Commercial Mortgage Quick Reference Guide

"Bad Boy" Carve-Outs

“Bad Boy” Carve-Outs are used in commercial real estate non-recourse loans. Essentially these carve-outs provide the borrowing entity the ability to not be “on-the-hook” personally in the event of a default on the terms of the note, thereby being non-recourse, but leave investors protected in the event the borrower has conducted himself as, well, a “bad boy.”

What constitutes a “bad boy?” Well the same way the borrower wants a non-recourse loan to protect himself, the investors in that loan will want a way to be protected in the event the borrower goes out of his way to conduct himself poorly. For example, if financial statements or tax returns are fraudulently prepared so as to represent the borrower or the property as stronger financially than it actually is. A more frequent example may be doing something now allowed in the loan terms, like perhaps raising subordinate financing without the approval of the primary lender, and thereby over-leveraging the property as per the terms of the note.

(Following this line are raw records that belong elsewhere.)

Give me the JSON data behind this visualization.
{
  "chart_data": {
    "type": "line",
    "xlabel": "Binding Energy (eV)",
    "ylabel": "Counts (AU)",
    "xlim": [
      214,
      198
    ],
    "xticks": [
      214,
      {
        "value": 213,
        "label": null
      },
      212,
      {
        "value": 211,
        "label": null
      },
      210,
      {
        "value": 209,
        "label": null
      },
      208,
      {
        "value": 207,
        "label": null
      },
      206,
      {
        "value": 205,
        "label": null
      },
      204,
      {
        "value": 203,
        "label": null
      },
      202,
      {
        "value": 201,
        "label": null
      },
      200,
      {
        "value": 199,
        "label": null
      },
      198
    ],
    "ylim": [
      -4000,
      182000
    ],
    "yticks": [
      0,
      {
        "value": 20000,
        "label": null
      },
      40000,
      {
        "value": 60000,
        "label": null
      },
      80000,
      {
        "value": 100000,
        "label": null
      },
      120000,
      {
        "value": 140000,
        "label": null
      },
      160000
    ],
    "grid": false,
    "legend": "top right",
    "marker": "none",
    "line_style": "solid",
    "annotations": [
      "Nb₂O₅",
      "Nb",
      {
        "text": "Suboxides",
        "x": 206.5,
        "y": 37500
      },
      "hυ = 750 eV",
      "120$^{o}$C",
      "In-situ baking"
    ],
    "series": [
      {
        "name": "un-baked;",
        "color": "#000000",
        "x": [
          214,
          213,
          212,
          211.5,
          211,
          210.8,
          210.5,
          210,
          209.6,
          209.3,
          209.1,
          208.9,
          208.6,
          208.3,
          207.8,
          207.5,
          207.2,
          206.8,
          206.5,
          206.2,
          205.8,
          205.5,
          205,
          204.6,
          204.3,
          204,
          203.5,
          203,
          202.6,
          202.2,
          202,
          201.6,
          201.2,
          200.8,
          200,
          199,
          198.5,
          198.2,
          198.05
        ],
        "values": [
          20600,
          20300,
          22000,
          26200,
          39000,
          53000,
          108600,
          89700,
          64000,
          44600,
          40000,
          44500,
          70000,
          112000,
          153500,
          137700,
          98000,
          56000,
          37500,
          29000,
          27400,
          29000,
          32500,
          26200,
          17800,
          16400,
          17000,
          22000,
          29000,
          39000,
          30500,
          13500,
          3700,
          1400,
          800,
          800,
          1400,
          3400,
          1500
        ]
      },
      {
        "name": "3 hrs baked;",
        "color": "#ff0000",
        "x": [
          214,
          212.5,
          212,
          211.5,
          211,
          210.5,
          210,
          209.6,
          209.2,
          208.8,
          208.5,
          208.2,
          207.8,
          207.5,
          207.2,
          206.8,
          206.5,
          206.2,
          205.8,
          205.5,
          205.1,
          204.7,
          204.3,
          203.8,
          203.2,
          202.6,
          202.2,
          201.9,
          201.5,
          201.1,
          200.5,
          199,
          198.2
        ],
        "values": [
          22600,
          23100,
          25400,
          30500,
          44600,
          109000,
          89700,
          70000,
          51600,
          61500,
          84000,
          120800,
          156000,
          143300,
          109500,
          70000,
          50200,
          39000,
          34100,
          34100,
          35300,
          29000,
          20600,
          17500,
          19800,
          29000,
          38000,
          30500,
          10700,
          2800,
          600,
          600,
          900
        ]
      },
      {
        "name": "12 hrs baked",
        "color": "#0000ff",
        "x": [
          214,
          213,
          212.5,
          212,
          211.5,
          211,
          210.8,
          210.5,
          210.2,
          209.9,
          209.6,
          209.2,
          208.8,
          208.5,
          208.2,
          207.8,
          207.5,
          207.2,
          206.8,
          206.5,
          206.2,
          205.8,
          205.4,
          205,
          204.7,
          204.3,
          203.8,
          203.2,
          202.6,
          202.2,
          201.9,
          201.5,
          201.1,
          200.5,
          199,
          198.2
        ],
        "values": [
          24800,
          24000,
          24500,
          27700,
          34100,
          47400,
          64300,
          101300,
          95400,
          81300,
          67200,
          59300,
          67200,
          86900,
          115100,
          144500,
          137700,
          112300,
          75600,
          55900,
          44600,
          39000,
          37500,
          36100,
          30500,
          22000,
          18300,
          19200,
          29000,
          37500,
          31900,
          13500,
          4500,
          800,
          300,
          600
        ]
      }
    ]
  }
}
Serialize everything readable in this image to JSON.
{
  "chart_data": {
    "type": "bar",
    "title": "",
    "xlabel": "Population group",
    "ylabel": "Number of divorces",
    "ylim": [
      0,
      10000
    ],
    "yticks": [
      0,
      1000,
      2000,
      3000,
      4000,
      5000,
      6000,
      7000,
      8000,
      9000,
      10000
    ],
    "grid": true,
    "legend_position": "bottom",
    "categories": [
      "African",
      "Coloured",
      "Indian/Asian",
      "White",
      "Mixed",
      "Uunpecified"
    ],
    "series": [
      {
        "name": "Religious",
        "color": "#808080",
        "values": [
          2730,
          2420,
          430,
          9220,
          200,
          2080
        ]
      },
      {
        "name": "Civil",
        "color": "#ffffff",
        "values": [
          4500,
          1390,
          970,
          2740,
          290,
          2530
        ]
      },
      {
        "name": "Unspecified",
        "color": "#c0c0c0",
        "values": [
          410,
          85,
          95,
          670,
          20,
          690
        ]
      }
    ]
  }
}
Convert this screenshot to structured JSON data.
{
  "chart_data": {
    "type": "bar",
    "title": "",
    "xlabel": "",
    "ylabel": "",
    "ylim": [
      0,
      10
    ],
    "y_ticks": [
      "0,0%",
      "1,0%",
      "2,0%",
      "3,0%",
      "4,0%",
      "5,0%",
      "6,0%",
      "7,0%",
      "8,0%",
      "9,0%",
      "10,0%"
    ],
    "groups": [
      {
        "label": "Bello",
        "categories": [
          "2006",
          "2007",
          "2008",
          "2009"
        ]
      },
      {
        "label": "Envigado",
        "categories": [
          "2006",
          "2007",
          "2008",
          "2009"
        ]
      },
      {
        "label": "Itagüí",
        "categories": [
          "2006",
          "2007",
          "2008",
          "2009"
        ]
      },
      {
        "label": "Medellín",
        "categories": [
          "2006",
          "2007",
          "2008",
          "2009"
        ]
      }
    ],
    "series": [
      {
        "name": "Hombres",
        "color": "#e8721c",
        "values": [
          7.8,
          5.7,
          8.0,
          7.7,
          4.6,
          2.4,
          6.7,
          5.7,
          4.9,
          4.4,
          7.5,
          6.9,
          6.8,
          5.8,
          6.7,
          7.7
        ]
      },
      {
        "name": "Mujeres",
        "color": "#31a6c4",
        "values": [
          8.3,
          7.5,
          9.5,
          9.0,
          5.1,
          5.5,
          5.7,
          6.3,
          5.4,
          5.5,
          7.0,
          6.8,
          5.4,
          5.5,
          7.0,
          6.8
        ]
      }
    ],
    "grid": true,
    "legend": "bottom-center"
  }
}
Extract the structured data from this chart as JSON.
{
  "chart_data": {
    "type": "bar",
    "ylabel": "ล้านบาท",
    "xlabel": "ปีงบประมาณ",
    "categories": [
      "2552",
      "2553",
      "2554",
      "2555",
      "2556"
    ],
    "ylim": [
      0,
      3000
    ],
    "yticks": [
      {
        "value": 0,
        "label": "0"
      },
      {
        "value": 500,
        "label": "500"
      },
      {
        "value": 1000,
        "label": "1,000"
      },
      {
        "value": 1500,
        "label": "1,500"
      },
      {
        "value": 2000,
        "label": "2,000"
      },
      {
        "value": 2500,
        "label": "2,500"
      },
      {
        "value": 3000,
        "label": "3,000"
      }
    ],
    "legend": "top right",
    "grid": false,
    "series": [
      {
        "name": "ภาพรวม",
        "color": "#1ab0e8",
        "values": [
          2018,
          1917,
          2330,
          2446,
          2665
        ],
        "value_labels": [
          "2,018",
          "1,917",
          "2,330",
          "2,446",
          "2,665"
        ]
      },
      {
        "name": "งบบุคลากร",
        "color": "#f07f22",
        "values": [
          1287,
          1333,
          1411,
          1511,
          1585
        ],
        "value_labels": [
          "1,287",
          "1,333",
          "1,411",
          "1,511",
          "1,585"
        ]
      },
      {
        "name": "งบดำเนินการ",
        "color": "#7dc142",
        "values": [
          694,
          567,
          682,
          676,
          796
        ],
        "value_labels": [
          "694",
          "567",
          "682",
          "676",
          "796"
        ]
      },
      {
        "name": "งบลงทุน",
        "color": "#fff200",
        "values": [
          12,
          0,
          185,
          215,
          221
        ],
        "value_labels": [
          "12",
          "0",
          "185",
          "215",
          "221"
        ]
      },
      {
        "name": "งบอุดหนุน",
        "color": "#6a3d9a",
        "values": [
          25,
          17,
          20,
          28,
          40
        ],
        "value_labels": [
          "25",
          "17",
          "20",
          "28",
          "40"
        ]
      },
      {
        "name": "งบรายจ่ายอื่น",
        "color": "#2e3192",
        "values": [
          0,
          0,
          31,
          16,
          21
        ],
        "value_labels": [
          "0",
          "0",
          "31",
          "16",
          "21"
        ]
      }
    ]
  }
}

The bottom line is that all non-recourse loans, traditionally, carry some level of recourse in the capacity that if the borrower is a “bad boy,” he is no longer protected by the non-recourse provisions in the loan and becomes fully responsible for the entirety of the note and all of its terms. In the event of default that borrower is responsible for any loses the bank incurs. Unfortunately there are new trends where lenders are extending their "Bad Boy" Carve-Outs to include things like not sending financial reports on time, not paying real estate tax on time, or not having proper insurance on the property. Because of this it is absolutely crucial that borrowers are reading the carve-out clauses slowly and carefully because editions like this make a loan that seems to be non-recourse, actually a full recourse financial instrument.